Sa voix est enrouée, comme si elle ne l’avait pas utilisée depuis longtemps. Elle hésite, la remet en marche, la réchauffe, cela tremble encore un peu. C’est une voix lourde et traînante, une voix d’un autre temps, qui révèle son grand âge. La tonalité change pendant la phrase, elle s’égare dans les aigus, soulevant les derniers mots. Elle appuie fort sur les vocales. Cette manière d’articuler et d’insister sur la dernière voyelle, on appelle ça l’accent du sud, je crois.
Les phrases sont lentes, éteintes, suspendues. Sans point final. Parfois, elle s’arrête brusquement au milieu d’une phrase, embêtée par un mot qui résiste. Elle ne le trouve plus, il était bien là pourtant, juste à la suite des autres et puis soudain, il a disparu. Un silence interdit tombe dans une bouche béante, elle est bouleversée par l’injustice d’une telle perte. Elle me regarde inquiète et j’entends: est-ce qu’il va revenir ? sans que la phrase soit prononcée.

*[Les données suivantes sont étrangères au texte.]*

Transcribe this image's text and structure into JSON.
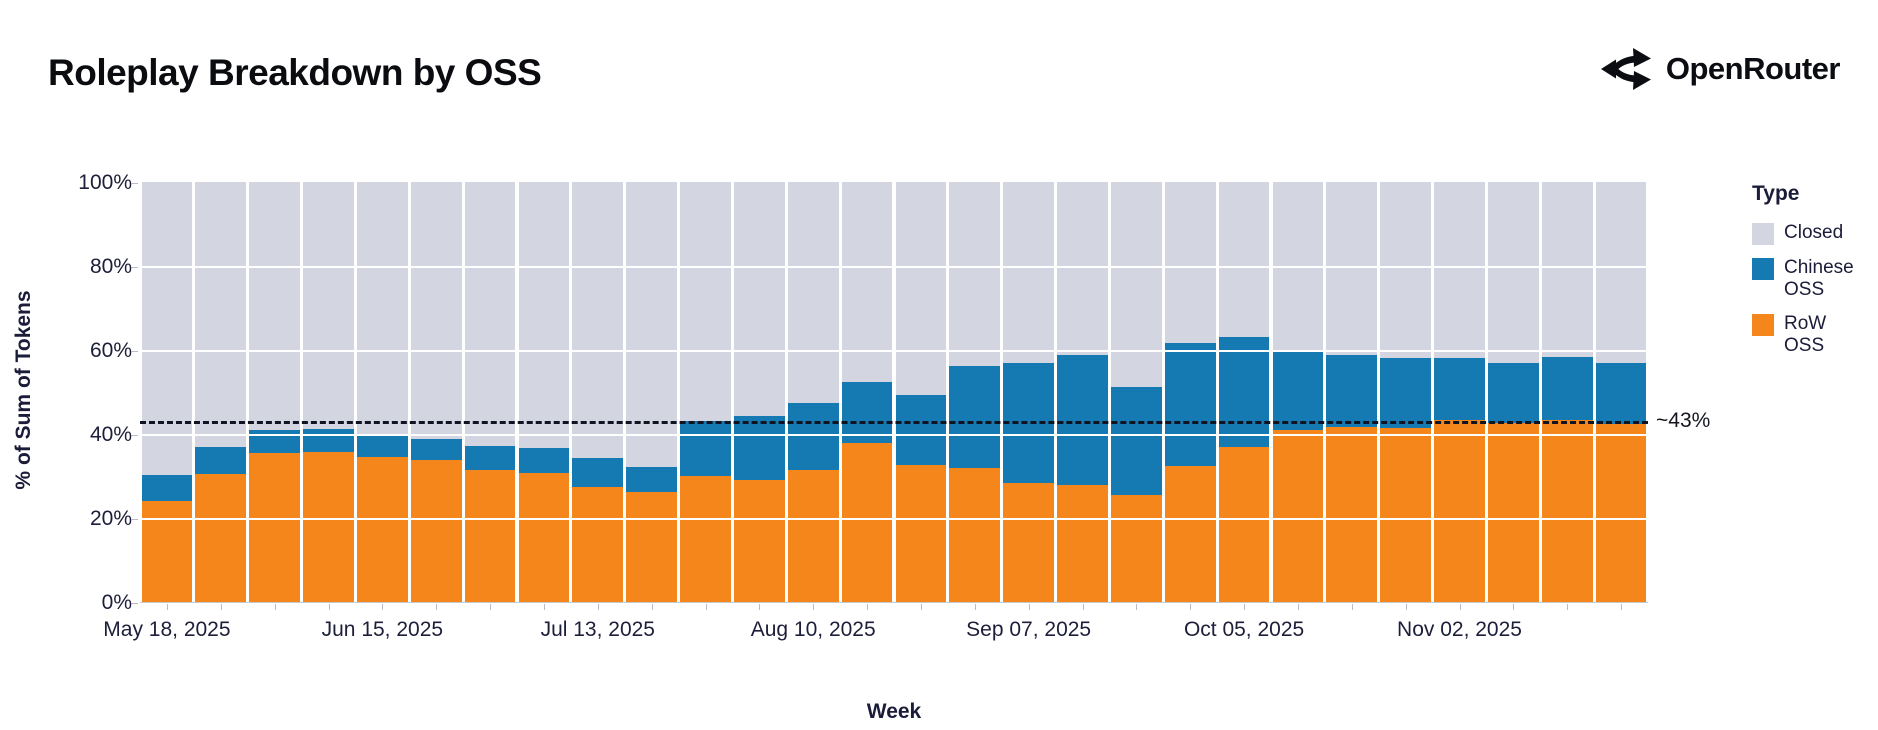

Je n’aime pas ce silence, alors je meuble. Moi aussi, je cherche le mot, je lui souffle. Etait-ce lui ? se demande-t-elle en répétant le mot. Elle l’essaye, le fait tourner dans sa bouche, goûte les sonorités. Comme elle secoue la tête, je renonce. Puis elle oublie qu’elle cherchait un mot. La voix reprend sur une nouvelle idée attrapée au vol. Des phrases courtes toujours, mais plusieurs, qui s’enchaînent les unes après les autres. L’intonation monte, elle reprend confiance, elle se rappelle. Elle irradie de plaisir, la voix s’éclaircit quand elle raconte le souvenir. Elle devient fine, plus rapide, elle jaillit comme coule l’eau de la rivière. Ce n’est pas vraiment dans l’ordre, les mots se cachent encore mais je peux l’aider. Je tente: bouillis? au four ? Elle se saisit du mot et l’adoube d’un oui au long i final. C’est bien lui dont elle a besoin pour compléter la recette. Je relance: combien d’oeufs? Le timbre prend de l’assurance, elle se rappelle, les mots sont là, à disposition. Le phrasé devient énergique, elle retrouve son âme de jeune fille, les gestes tant de fois répétés. Telle une volute, la question plane et revient: mais pourquoi me demandes-tu cette recette? Je ne dirais pas que c’est pour écouter la joie des souvenirs, sa voix de jeune fille. Elle répète les mêmes phrases, elle les scande. Je termine celles que je connais déjà. Ce n’est plus une conversation, c’est une communion, main dans la main, mots dans les mots.